Even more interesting are two entries near the middle of the book. Both were signed in Boedefeld (
Bödefeld), which is the hometown of John Pape. The first (below right) was signed by Maria Gierse on April 6, 1883, and the second (below left) by Florentine Gierse on May 4, 1888.

John Pape's mother was Maria Elisabeth Gierse, and he had an aunt named Maria Florentine (and three other aunts with the first name of Maria as well). Gertrude emigrated to the United States in either 1888 or 1885. Perhaps her Stammbuch was signed by some of John's cousins, or maybe her (future?) in-laws shortly before she married John (which supposedly happened in 1888), or during a later visit home.

If anyone out there can translate the writing on these two pages (click on their pictures to view an enlargement), I would love to know what they say!
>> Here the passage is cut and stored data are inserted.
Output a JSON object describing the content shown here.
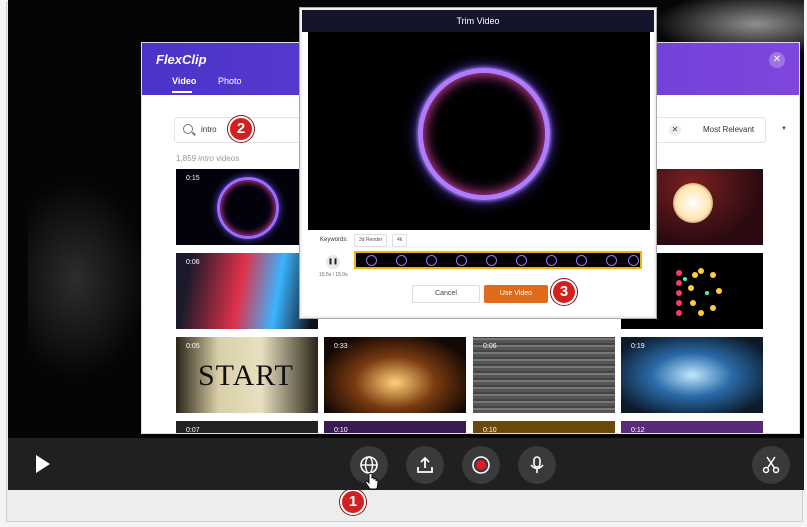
{
  "flexclip": {
    "logo": "FlexClip",
    "tabs": [
      "Video",
      "Photo"
    ],
    "search_value": "intro",
    "sort_label": "Most Relevant",
    "results_count": "1,859",
    "results_term": "intro",
    "results_suffix": "videos",
    "thumbs": [
      {
        "duration": "0:15"
      },
      {
        "duration": "0:06"
      },
      {
        "duration": "0:05"
      },
      {
        "duration": "0:33"
      },
      {
        "duration": "0:06"
      },
      {
        "duration": "0:19"
      },
      {
        "duration": "0:07"
      },
      {
        "duration": "0:10"
      },
      {
        "duration": "0:10"
      },
      {
        "duration": "0:12"
      }
    ],
    "start_thumb_text": "START"
  },
  "trim": {
    "title": "Trim Video",
    "keywords_label": "Keywords:",
    "keywords": [
      "3d Render",
      "4k"
    ],
    "time": "15.5s / 15.0s",
    "cancel_label": "Cancel",
    "use_label": "Use Video",
    "pause_glyph": "❚❚"
  },
  "badges": [
    "1",
    "2",
    "3"
  ],
  "toolbar": {
    "icons": [
      "play-icon",
      "globe-icon",
      "upload-icon",
      "record-icon",
      "microphone-icon",
      "scissors-icon"
    ]
  },
  "colors": {
    "flexclip_header_start": "#4a34c9",
    "flexclip_header_end": "#7f46de",
    "use_video_button": "#e06a1c",
    "badge": "#d41f1f",
    "trim_strip_border": "#f0b400"
  }
}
ETA February 2015:  Helpful folks in the German Genealogy Facebook group (especially Mathias Steinke) say the one from Maria Gierse reads: 

Wenn still an gottgerechter Stelle zum Herrn empor ihr Geist sich schwingt, dann liebe Fräulein Kramer gedenken Sie mein und schließen in ihr Gebet mich ein. Zum Abschiede gewidmet von Ihrer Sie stets liebenden Maria Gierse, Boedefeld, 6.4.1883

and translates as

When, at the God-appointed moment, your spirit soars silently to the Lord, then dear Miss Kramer think of me and include me in your prayers. Dedicated for remembrance to the farewell by your loving Maria Gierse, Boedefeld, 6th April 1883. 

The second one, from Florentine Gierse, reads:

Das Herz, das sich am meisten Gott hingibt, ist am besten bewacht. Ihre stets dankbare Schuelerin Florentine Gierse, Bödefeld, den 4.5.88

and translates as

The heart, which is most devoted to God, will be protected most. Your ever thankful pupil Florentine Gierse, Bödefeld, 4th May [18]88.